I'm interested in buying.  It's the ONLY way I'll get on HF without investing in something that may npt pan out.

N9LCD
Logged

K7JQ

  • Member
  • Posts: 2602
Re: Selling "airtime" on ham radio
« Reply #142 on: December 08, 2019, 05:29:07 AM »

So, who's selling air time on HF ham radio?

I'm interested in buying.  It's the ONLY way I'll get on HF without investing in something that may npt pan out.

N9LCD

Go to remotehamradio.com. It'll tell you all you need to know, plus pricing.
Logged

KB8VUL

  • Member
  • Posts: 654
Re: Selling "airtime" on ham radio
« Reply #143 on: January 17, 2021, 06:08:57 PM »

I read some of this... But not near all of it.
Here's my cent and a half.

If Joe Blow comes to me and asks ME to pass some traffic for him on a traffic net I can't be paid for that effort.  It's clearly against the rules.
It's being done by me under my call sign.  The owner of the equipment is not relevant.  It could be his gear, or my gear.  If I am the one on the microphone I can't get paid for doing it. 

Since the rental radios are being remotely operated by the person PAYING to operate them, and not the owner operating them... I am not sure there is a problem here.  To be honest.   I am spoiled.  I have this. 

But not everyone (actually hardly no one) does.  Mind you I have zero intention of renting remote access.

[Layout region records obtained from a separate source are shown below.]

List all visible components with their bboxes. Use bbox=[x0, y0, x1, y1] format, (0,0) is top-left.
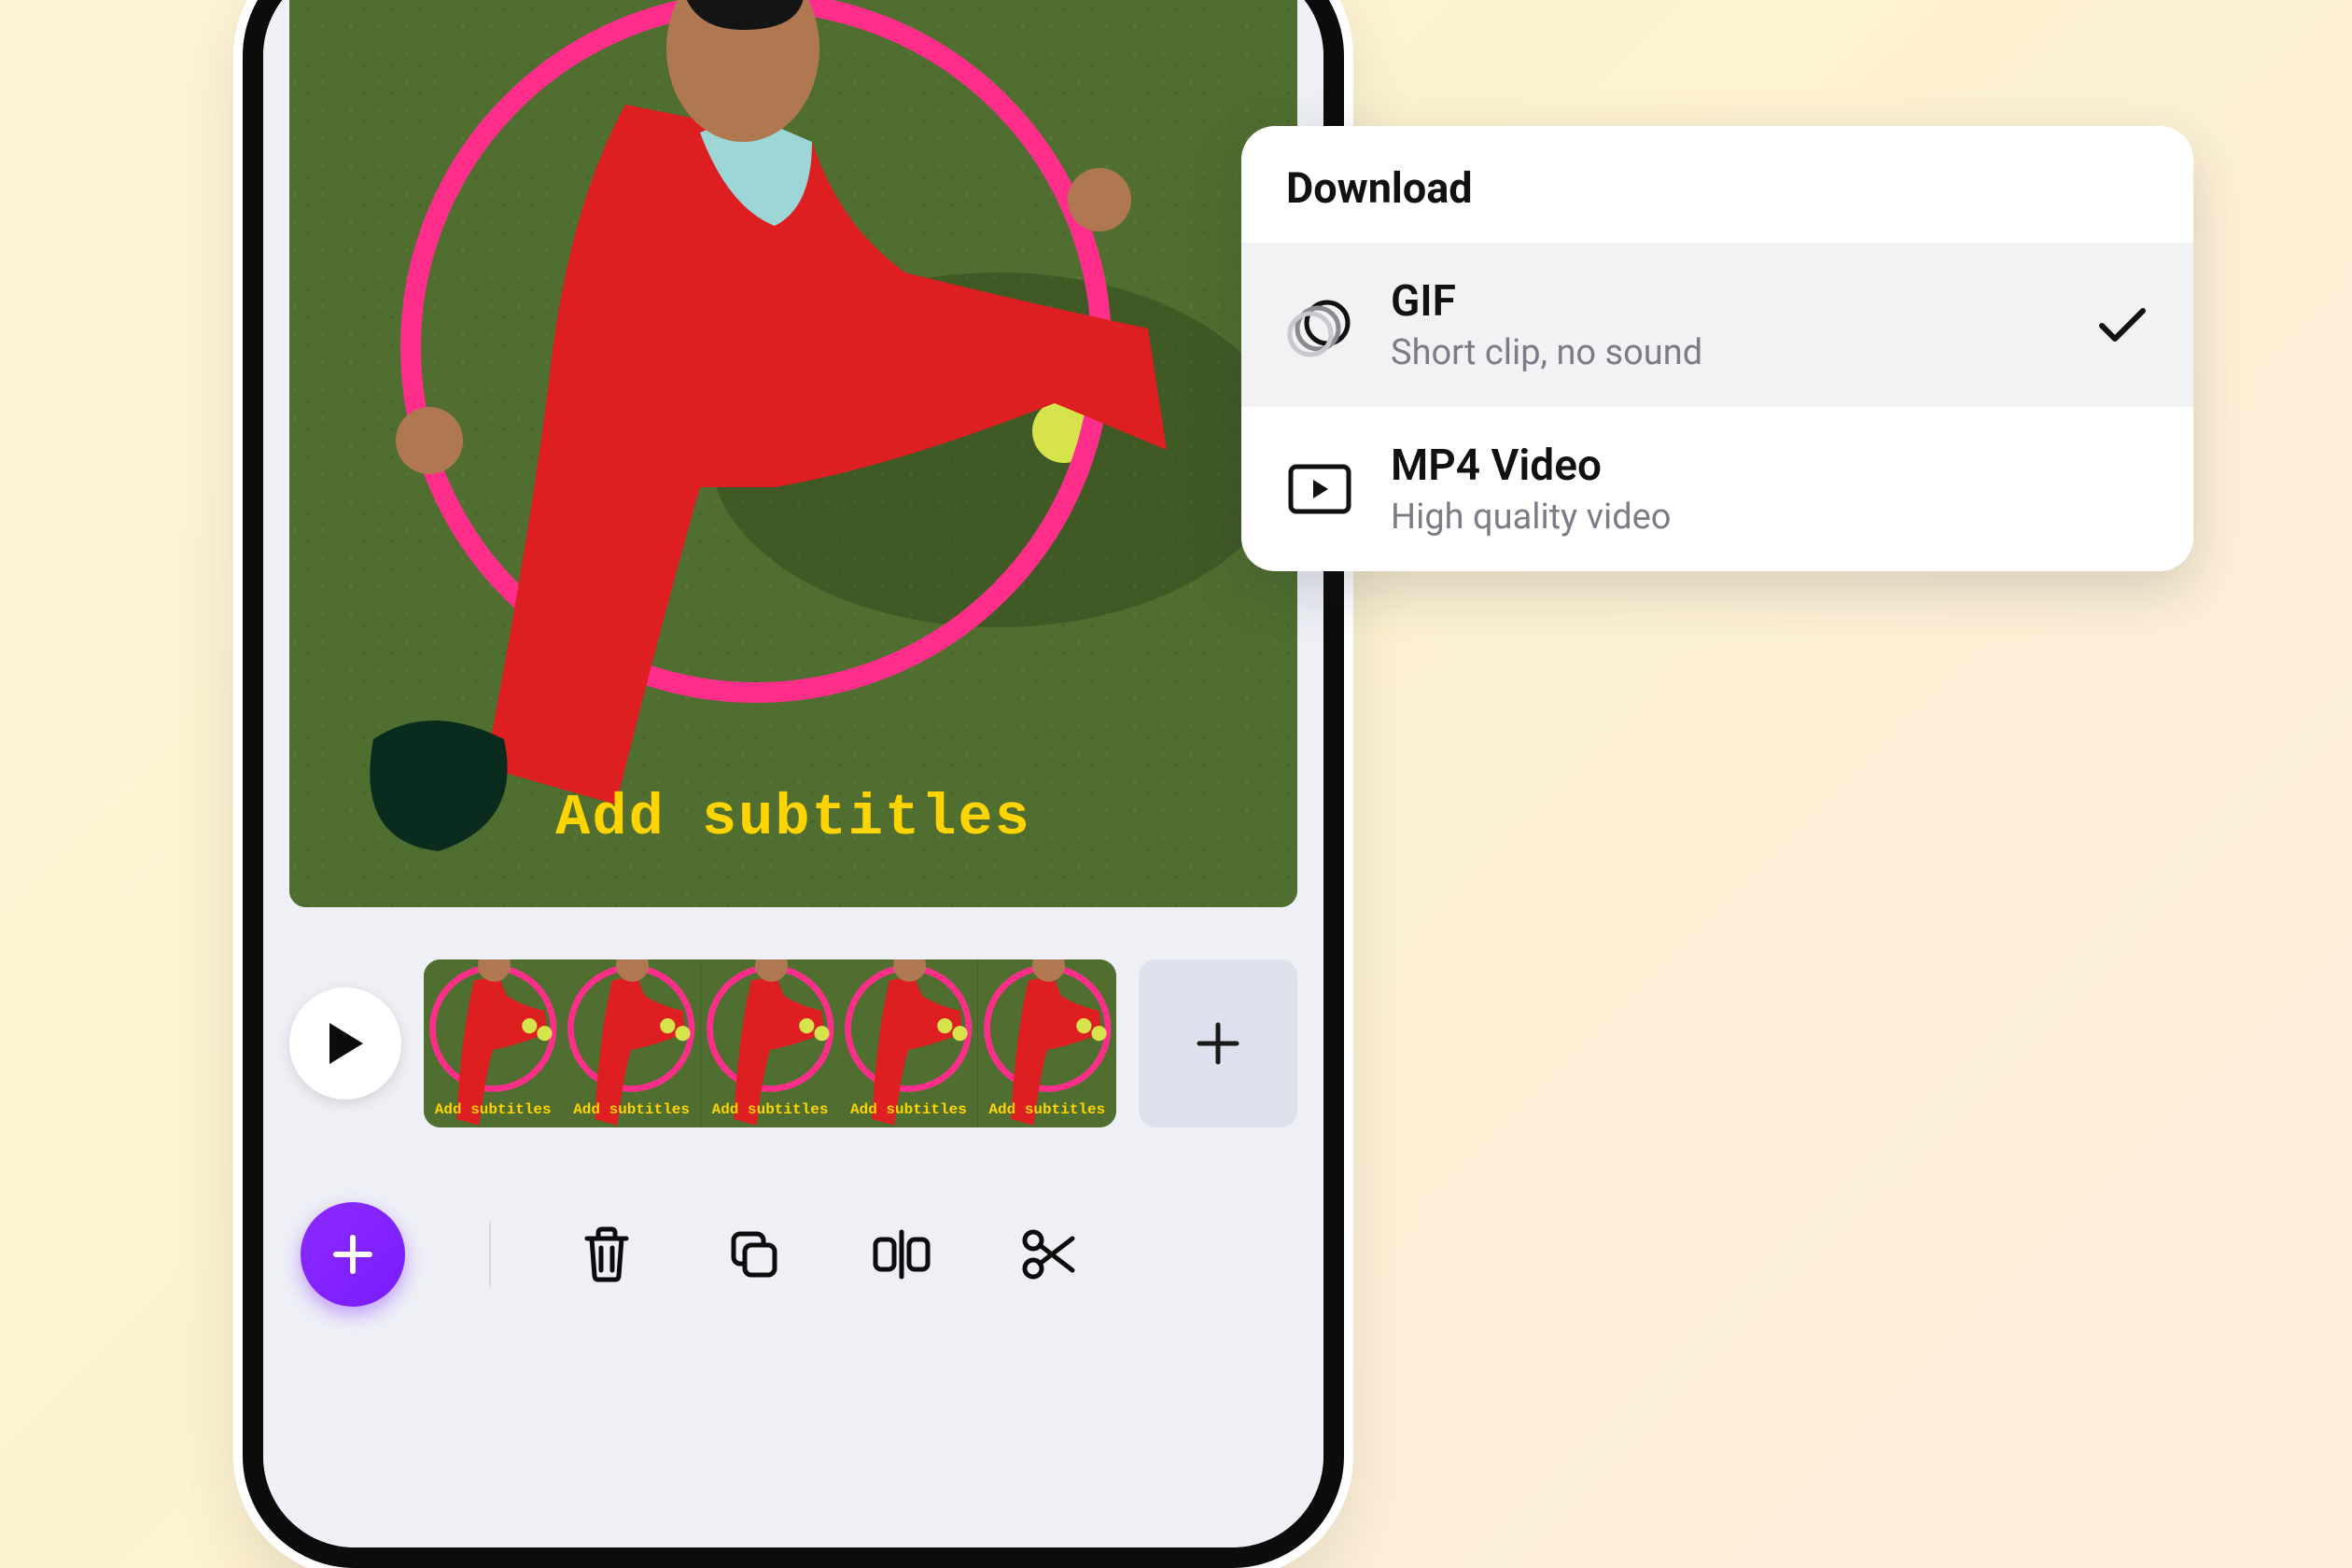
option-title: MP4 Video bbox=[1391, 441, 2059, 491]
popover-title: Download bbox=[1241, 126, 2193, 243]
plus-icon bbox=[1194, 1019, 1242, 1068]
option-title: GIF bbox=[1391, 276, 2059, 327]
duplicate-button[interactable] bbox=[722, 1223, 786, 1286]
download-popover: Download GIF Short clip, no sound bbox=[1241, 126, 2193, 571]
download-option-gif[interactable]: GIF Short clip, no sound bbox=[1241, 243, 2193, 407]
timeline-frame[interactable]: Add subtitles bbox=[839, 959, 977, 1127]
canvas-image bbox=[289, 0, 1297, 907]
timeline-frame[interactable]: Add subtitles bbox=[562, 959, 700, 1127]
play-button[interactable] bbox=[289, 987, 401, 1099]
option-desc: High quality video bbox=[1391, 497, 2059, 538]
split-icon bbox=[870, 1228, 933, 1281]
toolbar-separator bbox=[489, 1222, 491, 1287]
add-button[interactable] bbox=[301, 1202, 405, 1307]
trash-icon bbox=[580, 1225, 634, 1283]
play-icon bbox=[326, 1021, 365, 1066]
timeline-row: Add subtitles Add subtitles Add subtitle… bbox=[289, 959, 1297, 1127]
phone-frame: Add subtitles Add subtitles bbox=[243, 0, 1344, 1568]
bottom-toolbar bbox=[289, 1202, 1297, 1307]
option-desc: Short clip, no sound bbox=[1391, 332, 2059, 373]
video-canvas[interactable]: Add subtitles bbox=[289, 0, 1297, 907]
plus-icon bbox=[329, 1230, 377, 1279]
video-icon bbox=[1286, 455, 1353, 523]
copy-icon bbox=[726, 1226, 782, 1282]
cut-button[interactable] bbox=[1017, 1223, 1081, 1286]
timeline-frame[interactable]: Add subtitles bbox=[424, 959, 562, 1127]
download-option-mp4[interactable]: MP4 Video High quality video bbox=[1241, 407, 2193, 571]
check-icon bbox=[2096, 299, 2149, 351]
app-screen: Add subtitles Add subtitles bbox=[263, 0, 1323, 1547]
delete-button[interactable] bbox=[575, 1223, 638, 1286]
subtitle-overlay[interactable]: Add subtitles bbox=[289, 785, 1297, 851]
timeline-frame[interactable]: Add subtitles bbox=[978, 959, 1116, 1127]
add-clip-button[interactable] bbox=[1139, 959, 1297, 1127]
scissors-icon bbox=[1020, 1227, 1078, 1281]
timeline-frame[interactable]: Add subtitles bbox=[701, 959, 839, 1127]
gif-icon bbox=[1286, 291, 1353, 358]
split-button[interactable] bbox=[870, 1223, 933, 1286]
timeline-strip[interactable]: Add subtitles Add subtitles Add subtitle… bbox=[424, 959, 1116, 1127]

But, there are a ton of guys and gals out there that are operating from a dipole in their attic due to HOA restrictions.  And for someone to provide them with the ability to get on and actually run a first class station with all the bells and whistles, I think it's great. I think it's good for the hobby. I think it may get guys that have NO HF a taste of it and maybe they will invest in a small HF setup.  And you are really communicating across the pond with this.  I can't tell you the number of times I have heard guys talking about making a contact with Europe and I ask them what band... their replies of UHF on their HOTSPOT makes me cringe every time I hear it.  They talked on the radio waves 6 feet.  And they somehow believe they talked to Great Britain.  They did talk to someone in Europe, I  give them that,,, but it was the Internet that got them there.  And if that's OK why not this?